Para o colegiado, os juros remuneratórios, por se destinarem a remunerar o capital emprestado, não podem compor as rubricas que incidem sobre valor depositado em juízo.

O depósito, de 400 mil cruzeiros, foi feito em 1973, no curso de uma ação de inventário. Em 2003, o cessionário dos direitos sobre esse valor propôs ação com o objetivo de condenar o banco a lhe restituir o valor acrescido de correção monetária, juros de mora e também juros remuneratórios – o que levaria o total, segundo ele, a mais de R$ 30 milhões.

O autor narrou que apenas em 1990 foi expedido o alvará judicial para levantamento da quantia depositada, devidamente corrigida. Contudo, em 1997, a instituição financeira informou que, após três planos econômicos implantados no período, não havia mais saldo na conta.
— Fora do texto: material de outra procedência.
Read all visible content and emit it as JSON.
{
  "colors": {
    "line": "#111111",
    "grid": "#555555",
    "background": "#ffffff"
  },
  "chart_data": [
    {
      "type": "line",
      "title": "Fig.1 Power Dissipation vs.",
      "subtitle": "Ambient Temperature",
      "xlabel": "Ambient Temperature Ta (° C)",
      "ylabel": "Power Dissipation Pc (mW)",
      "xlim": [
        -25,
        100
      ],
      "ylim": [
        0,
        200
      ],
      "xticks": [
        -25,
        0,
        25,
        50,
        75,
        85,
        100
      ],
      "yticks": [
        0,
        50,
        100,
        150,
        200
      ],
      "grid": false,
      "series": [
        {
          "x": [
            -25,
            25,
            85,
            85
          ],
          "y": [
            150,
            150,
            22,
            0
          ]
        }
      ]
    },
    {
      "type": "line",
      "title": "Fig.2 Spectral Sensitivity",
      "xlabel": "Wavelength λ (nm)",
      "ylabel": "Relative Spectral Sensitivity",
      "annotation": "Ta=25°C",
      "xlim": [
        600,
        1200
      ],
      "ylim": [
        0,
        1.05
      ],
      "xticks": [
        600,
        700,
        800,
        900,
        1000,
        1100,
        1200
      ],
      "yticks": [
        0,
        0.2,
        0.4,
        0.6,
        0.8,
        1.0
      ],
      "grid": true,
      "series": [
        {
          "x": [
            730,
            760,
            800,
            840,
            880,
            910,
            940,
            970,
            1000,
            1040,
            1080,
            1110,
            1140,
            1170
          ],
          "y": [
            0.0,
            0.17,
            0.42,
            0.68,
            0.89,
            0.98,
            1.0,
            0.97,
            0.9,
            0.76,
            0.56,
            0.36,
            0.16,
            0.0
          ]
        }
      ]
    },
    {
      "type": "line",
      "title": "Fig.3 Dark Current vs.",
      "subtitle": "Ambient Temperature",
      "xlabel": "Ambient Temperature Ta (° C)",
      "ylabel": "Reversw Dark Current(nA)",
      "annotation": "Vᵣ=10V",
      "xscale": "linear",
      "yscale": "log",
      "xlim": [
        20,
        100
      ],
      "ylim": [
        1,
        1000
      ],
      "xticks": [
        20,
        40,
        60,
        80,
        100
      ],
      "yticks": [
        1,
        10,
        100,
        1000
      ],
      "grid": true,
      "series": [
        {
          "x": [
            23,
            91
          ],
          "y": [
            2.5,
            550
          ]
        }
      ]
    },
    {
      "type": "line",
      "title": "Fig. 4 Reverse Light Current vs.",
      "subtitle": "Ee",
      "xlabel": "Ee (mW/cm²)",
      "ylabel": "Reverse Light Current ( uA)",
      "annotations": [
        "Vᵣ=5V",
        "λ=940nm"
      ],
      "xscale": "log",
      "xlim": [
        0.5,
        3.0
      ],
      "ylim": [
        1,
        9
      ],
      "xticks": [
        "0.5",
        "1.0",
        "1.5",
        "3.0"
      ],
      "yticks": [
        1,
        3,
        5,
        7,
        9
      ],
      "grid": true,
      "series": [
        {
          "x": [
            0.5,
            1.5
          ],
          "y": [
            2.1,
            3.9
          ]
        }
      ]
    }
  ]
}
Para o recorrente, juros remuneratórios garantiriam restituição efetiva do depósito

No julgamento da ação iniciada em 2003, foram discutidas diversas questões, entre elas a titularidade dos valores, e, ao final, o banco foi condenado a restituir quase R$ 1 milhão ao demandante.

O Tribunal de Justiça do Pará deu parcial provimento à apelação do autor para substituir a tabela de correção usada na sentença, mas sem diferenças substanciais, e para determinar que os juros e a correção monetária sejam aplicados até a data do efetivo pagamento do débito.

No recurso especial dirigido ao STJ, o autor requereu a incidência de juros remuneratórios desde a data do depósito (janeiro de 1973) até a efetiva restituição, sustentando que só assim haveria a plena restituição do patrimônio utilizado indevidamente pelo banco durante muitos anos.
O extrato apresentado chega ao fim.